On Friday, April 10, 2009 at 2:00 p.m., a special invited lecture will take place in the Topping Room of the Old Chapel as part of this year’s induction ceremony of the Randolph-Macon College chapter of Pi Mu Epsilon, the national mathematics honor society. Entitled “A Journey into Mathematical Art,” the lecture will be given by the nationally recognized mathematical expositor Ivars Peterson.

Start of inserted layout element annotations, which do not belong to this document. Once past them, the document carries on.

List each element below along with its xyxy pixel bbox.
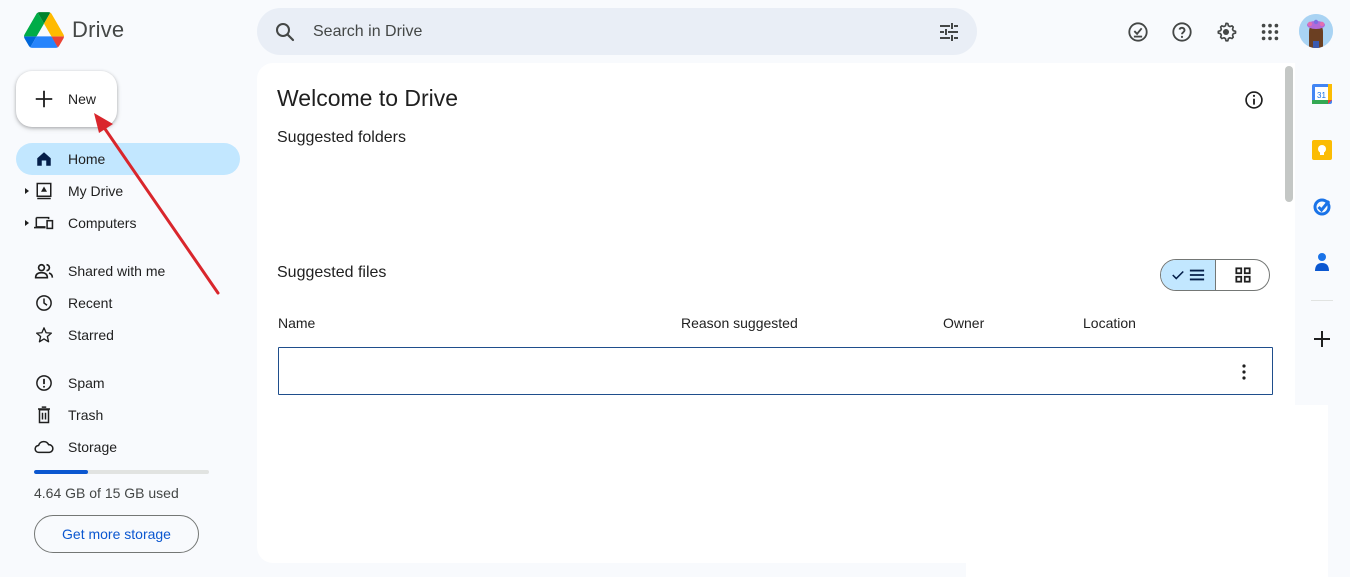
sidebar-item-label: Starred [68,327,114,343]
get-more-storage-button[interactable]: Get more storage [34,515,199,553]
grid-icon [1234,267,1251,283]
column-header-location: Location [1083,315,1136,331]
sidebar-item-label: My Drive [68,183,124,199]
apps-grid-icon [1261,23,1279,41]
settings-icon [1217,22,1237,42]
ready-for-offline-icon [1128,22,1148,42]
sidebar-item-computers[interactable]: Computers [16,207,240,239]
keep-icon [1312,140,1332,160]
list-view-button[interactable] [1161,260,1216,290]
more-actions-button[interactable] [1232,360,1256,384]
column-header-reason: Reason suggested [681,315,798,331]
cloud-icon [34,437,54,457]
expand-caret-icon[interactable] [25,220,29,226]
calendar-app-button[interactable]: 31 [1300,66,1344,122]
sidebar-item-label: Storage [68,439,118,455]
sidebar-nav-secondary: Shared with me Recent Starred [16,255,240,351]
loading-overlay-panel [966,405,1328,577]
sidebar-item-spam[interactable]: Spam [16,367,240,399]
computers-icon [34,213,54,233]
column-header-name[interactable]: Name [278,315,315,331]
sidebar-nav-primary: Home My Drive Computers [16,143,240,239]
sidebar-item-label: Recent [68,295,113,311]
search-options-icon[interactable] [937,20,961,44]
plus-icon [1314,331,1330,347]
sidebar-item-trash[interactable]: Trash [16,399,240,431]
side-panel-apps: 31 [1300,66,1344,367]
header-actions [1120,14,1296,50]
sidebar-item-label: Spam [68,375,105,391]
view-toggle [1160,259,1270,291]
search-input[interactable] [313,22,937,41]
sidebar-item-label: Computers [68,215,137,231]
sidebar-item-label: Home [68,151,106,167]
check-icon [1172,270,1184,280]
details-button[interactable] [1242,88,1266,112]
my-drive-icon [34,181,54,201]
grid-view-button[interactable] [1216,260,1269,290]
more-vert-icon [1242,364,1246,380]
sidebar-item-label: Shared with me [68,263,166,279]
new-button[interactable]: New [16,71,117,127]
apps-button[interactable] [1252,14,1288,50]
page-title: Welcome to Drive [277,85,459,111]
drive-logo-icon [24,12,64,48]
help-button[interactable] [1164,14,1200,50]
contacts-app-button[interactable] [1300,234,1344,290]
tasks-icon [1313,198,1331,216]
table-row[interactable] [278,347,1273,395]
sidebar-item-starred[interactable]: Starred [16,319,240,351]
suggested-files-heading: Suggested files [277,264,387,281]
avatar-image [1299,14,1333,48]
search-bar [257,8,977,55]
star-icon [34,325,54,345]
side-panel-divider [1311,300,1333,301]
account-avatar[interactable] [1299,14,1333,48]
calendar-icon: 31 [1312,84,1332,104]
plus-icon [35,90,53,108]
sidebar-item-recent[interactable]: Recent [16,287,240,319]
sidebar-item-my-drive[interactable]: My Drive [16,175,240,207]
expand-caret-icon[interactable] [25,188,29,194]
keep-app-button[interactable] [1300,122,1344,178]
app-name: Drive [72,17,125,42]
settings-button[interactable] [1208,14,1244,50]
storage-usage-fill [34,470,89,474]
info-icon [1245,91,1263,109]
get-add-ons-button[interactable] [1300,311,1344,367]
trash-icon [34,405,54,425]
help-icon [1172,22,1192,42]
drive-logo[interactable]: Drive [24,12,124,48]
home-icon [34,149,54,169]
sidebar-item-label: Trash [68,407,104,423]
shared-icon [34,261,54,281]
sidebar-item-home[interactable]: Home [16,143,240,175]
suggested-folders-heading: Suggested folders [277,129,406,146]
storage-usage-bar [34,470,209,474]
clock-icon [34,293,54,313]
main-scrollbar[interactable] [1285,66,1293,202]
calendar-date: 31 [1317,91,1326,100]
storage-usage-text: 4.64 GB of 15 GB used [34,485,179,501]
ready-for-offline-button[interactable] [1120,14,1156,50]
sidebar-item-shared-with-me[interactable]: Shared with me [16,255,240,287]
list-icon [1189,269,1205,281]
sidebar-nav-tertiary: Spam Trash Storage [16,367,240,463]
column-header-owner: Owner [943,315,985,331]
contacts-icon [1315,253,1329,271]
new-button-label: New [68,91,97,107]
spam-icon [34,373,54,393]
sidebar-item-storage[interactable]: Storage [16,431,240,463]
search-icon[interactable] [273,20,297,44]
tasks-app-button[interactable] [1300,178,1344,234]
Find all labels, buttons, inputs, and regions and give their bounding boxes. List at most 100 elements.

From Fibonacci numbers and the digits of pi to tetrahedra, fractals, and Möbius strips, mathematics has inspired a wide variety of artists. Many people are familiar with the work of M. C. Escher and aware of the intertwining of math and art during the Renaissance, but the realm of mathematical art is far wider and more diverse than most people realize. An illustrated survey of contemporary math-related art illuminates these rich interactions.
Ivars Peterson is director of publications for journals and communications at the Mathematical Association of America in Washington, D.C. For more than 25 years previously, he was a writer at Science News. He also served as editor of Science News for Kids and Science News Online and wrote the weekly online column Ivars Peterson’s MathTrek.
Ivars Peterson received his education from the University of Toronto, where he earned a Bachelor of Science degree (majoring in physics and chemistry) and a Bachelor of Education degree. He taught high school science and mathematics for eight years. In 1980, he left teaching to obtain a master’s degree in journalism from the University of Missouri in Columbia. He served as an intern at Science News in Washington, D.C. and then joined the weekly magazine’s staff.
Peterson’s first book, The Mathematical Tourist: Snapshots of Modern Mathematics (W.H. Freeman, 1988; rev. ed., 1998), was widely and favorably reviewed. He followed up that success with Islands of Truth: A Mathematical Mystery Cruise (W.H. Freeman, 1990), Newton’s Clock: Chaos in the Solar System (W.H. Freeman, 1993), Fatal Defect: Chasing Killer Computer Bugs (Times Books, 1995), The Jungles of Randomness: A Mathematical Safari (Wiley, 1998), Fragments of Infinity: A Kaleidoscope of Math and Art (Wiley, 2001), and Mathematical Treks: From Surreal Numbers to Magic Circles (Mathematical Association of America, 2002).
He has collaborated with his wife, Nancy Henderson, on two books introducing selected topics in contemporary mathematics to children of middle-school age: Math Trek: Adventures in the MathZone (Wiley, 2000) and Math Trek 2: A Mathematical Space Odyssey (Wiley, 2001). For more than 10 years, he wrote the “Math Page” column for the children’s magazine Muse.
In 1991, Ivars Peterson received the Joint Policy Board for Mathematics Communications Award recognizing him for his “exceptional ability and sustained effort in communicating mathematics to a general audience.”